Belki de bir terim olarak "katılım", zorlukların sizi yenmediği, fırsatların, refahın ve refahın kıyısındaki bir hayatı en iyi şekilde tanımlar. Ve bu bağlılığın önemli bir göstergesi, size yakın olan ve en derin değerlerinizden doğan sorunları çözmeniz gerektiğinde dikkatli bir taahhüt seçimidir.

Bu katılımın bir zamanlar uzun zamandır atalarımızı yağmur ormanlarını terk edip meraları keşfetmeye, çiftçiliğe başlamaya, şehirler kurmaya ve ardından dünyanın dört bir yanına göç etmeye teşvik ettiğini söylemeye cesaret ediyorum. Muhtemelen bu yüzden türümüz Mars'a bir gezici yerleştirdi ve genetik şempanze kuzenlerimiz hala termitleri sopalarla doğradı.

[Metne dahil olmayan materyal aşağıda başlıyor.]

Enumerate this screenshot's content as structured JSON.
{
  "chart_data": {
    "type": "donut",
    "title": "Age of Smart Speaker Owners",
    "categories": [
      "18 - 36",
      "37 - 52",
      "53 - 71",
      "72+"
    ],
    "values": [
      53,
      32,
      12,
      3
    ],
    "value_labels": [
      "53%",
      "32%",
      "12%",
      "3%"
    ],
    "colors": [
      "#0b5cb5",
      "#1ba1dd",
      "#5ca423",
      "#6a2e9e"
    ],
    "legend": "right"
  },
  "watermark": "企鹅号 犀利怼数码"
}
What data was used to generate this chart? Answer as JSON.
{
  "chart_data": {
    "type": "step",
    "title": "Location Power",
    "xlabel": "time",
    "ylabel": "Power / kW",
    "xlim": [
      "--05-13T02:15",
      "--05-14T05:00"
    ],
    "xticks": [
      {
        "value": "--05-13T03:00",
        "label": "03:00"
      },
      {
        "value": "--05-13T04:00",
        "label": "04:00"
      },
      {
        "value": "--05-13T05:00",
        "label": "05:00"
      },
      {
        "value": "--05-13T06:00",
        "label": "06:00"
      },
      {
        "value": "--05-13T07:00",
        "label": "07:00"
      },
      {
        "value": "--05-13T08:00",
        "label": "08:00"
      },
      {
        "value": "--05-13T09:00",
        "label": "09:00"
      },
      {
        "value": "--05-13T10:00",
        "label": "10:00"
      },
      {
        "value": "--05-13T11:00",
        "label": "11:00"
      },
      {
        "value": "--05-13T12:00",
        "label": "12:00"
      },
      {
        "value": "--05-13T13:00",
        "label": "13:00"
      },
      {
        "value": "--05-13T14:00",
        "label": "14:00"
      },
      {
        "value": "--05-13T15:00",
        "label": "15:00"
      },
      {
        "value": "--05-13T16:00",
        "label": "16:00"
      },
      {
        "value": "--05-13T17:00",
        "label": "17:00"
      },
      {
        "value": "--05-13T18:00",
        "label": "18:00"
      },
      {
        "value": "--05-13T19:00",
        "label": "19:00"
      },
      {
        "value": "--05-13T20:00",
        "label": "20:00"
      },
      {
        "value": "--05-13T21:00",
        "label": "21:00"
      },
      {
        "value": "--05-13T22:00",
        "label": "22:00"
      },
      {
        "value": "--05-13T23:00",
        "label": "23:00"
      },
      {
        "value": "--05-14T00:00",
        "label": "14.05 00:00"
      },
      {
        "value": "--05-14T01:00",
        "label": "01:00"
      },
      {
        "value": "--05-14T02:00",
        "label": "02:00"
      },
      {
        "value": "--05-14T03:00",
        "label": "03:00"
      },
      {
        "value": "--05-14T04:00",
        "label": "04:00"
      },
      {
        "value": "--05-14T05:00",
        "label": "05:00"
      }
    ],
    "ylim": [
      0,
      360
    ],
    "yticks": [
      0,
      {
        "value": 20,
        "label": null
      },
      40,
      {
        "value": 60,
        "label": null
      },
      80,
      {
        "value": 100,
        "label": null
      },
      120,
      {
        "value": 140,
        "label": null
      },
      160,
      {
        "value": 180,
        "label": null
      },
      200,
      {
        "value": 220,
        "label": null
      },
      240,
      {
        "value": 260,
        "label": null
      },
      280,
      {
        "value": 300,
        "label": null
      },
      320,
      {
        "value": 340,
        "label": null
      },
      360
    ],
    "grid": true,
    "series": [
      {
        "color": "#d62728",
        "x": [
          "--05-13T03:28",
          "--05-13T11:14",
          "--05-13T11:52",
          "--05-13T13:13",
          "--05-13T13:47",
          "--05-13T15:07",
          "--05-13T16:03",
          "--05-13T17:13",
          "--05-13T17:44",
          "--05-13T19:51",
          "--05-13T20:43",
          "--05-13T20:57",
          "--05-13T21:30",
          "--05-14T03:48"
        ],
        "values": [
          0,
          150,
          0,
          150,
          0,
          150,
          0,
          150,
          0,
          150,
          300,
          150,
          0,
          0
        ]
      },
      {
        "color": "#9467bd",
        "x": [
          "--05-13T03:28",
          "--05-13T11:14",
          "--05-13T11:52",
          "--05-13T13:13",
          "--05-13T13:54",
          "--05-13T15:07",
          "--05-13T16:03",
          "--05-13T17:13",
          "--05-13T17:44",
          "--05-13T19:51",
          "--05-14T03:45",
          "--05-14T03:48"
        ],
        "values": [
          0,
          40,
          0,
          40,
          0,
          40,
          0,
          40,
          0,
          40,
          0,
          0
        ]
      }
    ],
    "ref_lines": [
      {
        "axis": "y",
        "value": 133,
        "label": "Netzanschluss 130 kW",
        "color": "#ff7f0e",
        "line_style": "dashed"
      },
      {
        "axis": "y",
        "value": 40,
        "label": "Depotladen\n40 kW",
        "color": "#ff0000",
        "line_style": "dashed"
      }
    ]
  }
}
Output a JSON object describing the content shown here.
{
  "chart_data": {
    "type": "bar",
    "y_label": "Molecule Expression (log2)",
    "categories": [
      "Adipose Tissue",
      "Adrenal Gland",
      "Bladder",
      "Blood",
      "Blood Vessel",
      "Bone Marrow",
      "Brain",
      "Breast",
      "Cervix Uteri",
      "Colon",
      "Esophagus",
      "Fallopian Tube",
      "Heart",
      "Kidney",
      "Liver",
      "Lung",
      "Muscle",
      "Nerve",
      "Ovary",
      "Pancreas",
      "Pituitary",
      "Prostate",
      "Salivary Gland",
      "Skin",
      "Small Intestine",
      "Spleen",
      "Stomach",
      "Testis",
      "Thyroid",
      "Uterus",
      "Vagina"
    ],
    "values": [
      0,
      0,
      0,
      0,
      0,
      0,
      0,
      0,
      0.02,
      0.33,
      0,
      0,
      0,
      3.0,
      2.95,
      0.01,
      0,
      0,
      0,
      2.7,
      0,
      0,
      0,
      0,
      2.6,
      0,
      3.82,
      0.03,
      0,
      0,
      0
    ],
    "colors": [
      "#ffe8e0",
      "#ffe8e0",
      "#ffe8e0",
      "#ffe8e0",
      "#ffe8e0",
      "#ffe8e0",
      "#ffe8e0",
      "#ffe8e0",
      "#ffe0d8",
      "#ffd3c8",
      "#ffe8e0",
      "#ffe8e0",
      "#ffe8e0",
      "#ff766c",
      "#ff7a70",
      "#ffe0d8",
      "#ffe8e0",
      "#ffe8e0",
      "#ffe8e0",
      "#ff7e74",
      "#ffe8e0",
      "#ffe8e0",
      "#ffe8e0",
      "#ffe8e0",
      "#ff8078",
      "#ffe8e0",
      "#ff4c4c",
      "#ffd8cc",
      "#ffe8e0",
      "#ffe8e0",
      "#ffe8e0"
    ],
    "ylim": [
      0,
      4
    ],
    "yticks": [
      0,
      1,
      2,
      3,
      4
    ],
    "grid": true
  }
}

Elbette, herkesin bizi belirli azim ve başarı zorluklarına götüren kendi çıkarları vardır. Beni çıldırtacak görev, kolayca çözebilirsin, deli gibi tıklayabilirsin. Bir insanı büyüleyen şey, diğerine can sıkıntısı getirir. Tanıdığınız orta düzey yönetici pozisyonundan memnun olabilir ve şehrinizin birkaç bloğuna sahip olana ve adınız her eve altın harflerle kazınıncaya kadar kendinizi başarılı bir insan olarak görmeyeceksiniz. Birinin kendini harekete geçirmek için bir maratona ihtiyacı varken, diğerlerinin havalandırıp gerekli yükü almak için bloğunu dolaşacak kadarı olacak.

Kendiniz için ne seçerseniz seçin, asıl şey katılım, meydan okuma ve yetkinliği dengelemektir.

Makale, Susan David'in "Duygusal Çeviklik" kitabı sayesinde ortaya çıktı.